Forecast growth: +18% (IEA 2025). The cost of solar fell another 5% in 2024 and could fall again. Many projects selected due to lack of funding are starting again in 2026.

• Health and biotech

Forecast growth: +10% (EIC 2024). Powered by personalized medicine and diagnostic algorithms.

4/ For entrepreneurs: a rare window

Economic history shows that periods of exponential growth are always windows of opportunity:

  • more customers looking for solutions,
  • more budgets,
  • more speed of adoption,
  • less resistance to change.

In 2025, many entrepreneurs kept their projects “warm” in a cold context. 2026 could be the year to launch it.

What the studies show:

  • Startups created at the start of an expansion cycle have a 45% greater chance of success (Stanford & UCL, 2023 study).
  • Companies that accelerate during an economic rebound gain between 20% and 60% market share sustainably (BCG 2024).
  • The innovation budgets of European companies are expected to increase by +14% in 2026 (Capgemini 2025).

This potential does not mean that everything will be simple. But above all it means that the winds will blow in the right direction

5/ Exponential growth does not only depend on a market, it depends on a posture

When talking with executives, a surprising point often comes up: exponential growth is not just about technology or financing. It’s also a question of mindset, organization and speed.

The companies and creators who will benefit the most from 2026 are those who:

1. Iterate quickly

More than ever, speed beats perfection.

2. Integrate AI wherever it provides value

Not by fashion, by impact.

3. Tackle markets in tension

Where demand is greater than supply, exponential growth is almost mechanical.

4. Think international from the start

Borders have disappeared in many sectors. Micro-entrepreneurs who sell in Germany or the United States within the first month are no longer rare.

5. Build a personal advantage

A solid network. A presence on the networks. Unique know-how. In 2026, the individual becomes as much an engine of growth as the company.
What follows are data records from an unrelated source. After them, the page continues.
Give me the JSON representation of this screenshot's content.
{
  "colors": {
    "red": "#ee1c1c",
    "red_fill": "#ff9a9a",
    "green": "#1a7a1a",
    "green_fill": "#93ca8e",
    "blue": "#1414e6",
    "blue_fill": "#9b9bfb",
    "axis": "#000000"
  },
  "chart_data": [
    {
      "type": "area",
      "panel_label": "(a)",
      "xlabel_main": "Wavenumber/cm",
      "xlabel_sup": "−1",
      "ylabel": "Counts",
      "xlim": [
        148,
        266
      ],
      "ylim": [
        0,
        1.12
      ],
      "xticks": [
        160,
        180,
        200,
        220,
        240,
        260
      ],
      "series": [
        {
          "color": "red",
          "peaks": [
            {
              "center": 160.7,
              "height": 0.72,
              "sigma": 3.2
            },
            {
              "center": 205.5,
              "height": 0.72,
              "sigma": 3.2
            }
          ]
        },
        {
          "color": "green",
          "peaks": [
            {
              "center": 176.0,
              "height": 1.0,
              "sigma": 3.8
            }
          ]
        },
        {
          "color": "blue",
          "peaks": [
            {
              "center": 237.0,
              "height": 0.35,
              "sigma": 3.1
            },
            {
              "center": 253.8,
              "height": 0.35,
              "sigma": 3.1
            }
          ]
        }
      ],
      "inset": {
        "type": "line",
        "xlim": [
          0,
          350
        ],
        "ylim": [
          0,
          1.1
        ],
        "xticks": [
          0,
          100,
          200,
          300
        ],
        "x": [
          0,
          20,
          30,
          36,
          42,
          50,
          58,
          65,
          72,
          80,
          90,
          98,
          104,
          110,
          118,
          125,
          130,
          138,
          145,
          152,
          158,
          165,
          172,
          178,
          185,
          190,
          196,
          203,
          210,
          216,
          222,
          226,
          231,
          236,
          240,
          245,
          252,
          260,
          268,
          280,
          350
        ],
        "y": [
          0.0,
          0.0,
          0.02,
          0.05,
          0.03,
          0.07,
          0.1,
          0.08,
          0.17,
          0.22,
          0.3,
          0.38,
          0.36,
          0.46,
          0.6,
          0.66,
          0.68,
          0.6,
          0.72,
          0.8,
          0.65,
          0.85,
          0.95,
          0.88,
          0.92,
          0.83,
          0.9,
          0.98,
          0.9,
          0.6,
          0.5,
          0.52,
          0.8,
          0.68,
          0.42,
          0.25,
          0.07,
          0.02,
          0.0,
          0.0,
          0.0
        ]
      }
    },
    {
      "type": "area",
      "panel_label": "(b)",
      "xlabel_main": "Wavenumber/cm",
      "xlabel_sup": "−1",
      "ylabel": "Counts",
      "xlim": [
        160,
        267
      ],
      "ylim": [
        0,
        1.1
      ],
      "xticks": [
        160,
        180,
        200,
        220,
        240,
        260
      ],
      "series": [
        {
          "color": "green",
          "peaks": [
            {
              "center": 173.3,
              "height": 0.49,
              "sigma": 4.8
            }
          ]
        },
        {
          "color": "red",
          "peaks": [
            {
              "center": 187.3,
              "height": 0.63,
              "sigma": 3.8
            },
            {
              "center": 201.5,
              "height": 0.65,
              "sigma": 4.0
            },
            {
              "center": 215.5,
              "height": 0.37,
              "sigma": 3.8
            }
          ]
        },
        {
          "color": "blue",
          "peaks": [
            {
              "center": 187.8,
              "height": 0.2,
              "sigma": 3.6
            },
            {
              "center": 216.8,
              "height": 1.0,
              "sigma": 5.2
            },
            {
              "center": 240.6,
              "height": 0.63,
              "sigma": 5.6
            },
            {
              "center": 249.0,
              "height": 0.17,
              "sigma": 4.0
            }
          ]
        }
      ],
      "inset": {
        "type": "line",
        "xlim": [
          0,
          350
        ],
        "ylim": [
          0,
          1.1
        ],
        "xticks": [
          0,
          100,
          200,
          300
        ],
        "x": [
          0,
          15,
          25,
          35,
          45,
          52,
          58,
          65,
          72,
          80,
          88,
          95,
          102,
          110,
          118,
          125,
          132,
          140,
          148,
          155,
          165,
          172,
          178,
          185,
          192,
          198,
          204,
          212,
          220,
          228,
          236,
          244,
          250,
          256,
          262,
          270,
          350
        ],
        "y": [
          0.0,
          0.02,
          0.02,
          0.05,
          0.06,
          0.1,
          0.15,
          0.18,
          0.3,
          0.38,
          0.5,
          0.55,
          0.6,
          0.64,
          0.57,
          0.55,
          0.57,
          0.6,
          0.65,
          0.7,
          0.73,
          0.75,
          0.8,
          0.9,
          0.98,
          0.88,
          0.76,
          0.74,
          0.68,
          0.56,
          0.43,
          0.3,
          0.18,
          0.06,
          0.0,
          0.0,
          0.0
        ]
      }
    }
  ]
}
6/ 2026: a year that can change the trajectory

Economists never promise miracles. But many recognize that positive cyclical dynamics, combined with technology disruptions poised to explode, create exceptionally good years.

2026 could be one of those.

  • A year where what you’ve been building slowly can finally accelerate.
  • A year where opportunities double every six months.
  • A year where even small teams can grow very quickly thanks to AI and digital markets.
  • A year where paused projects come back to life.
  • A year that, for many, may not happen again for a long time.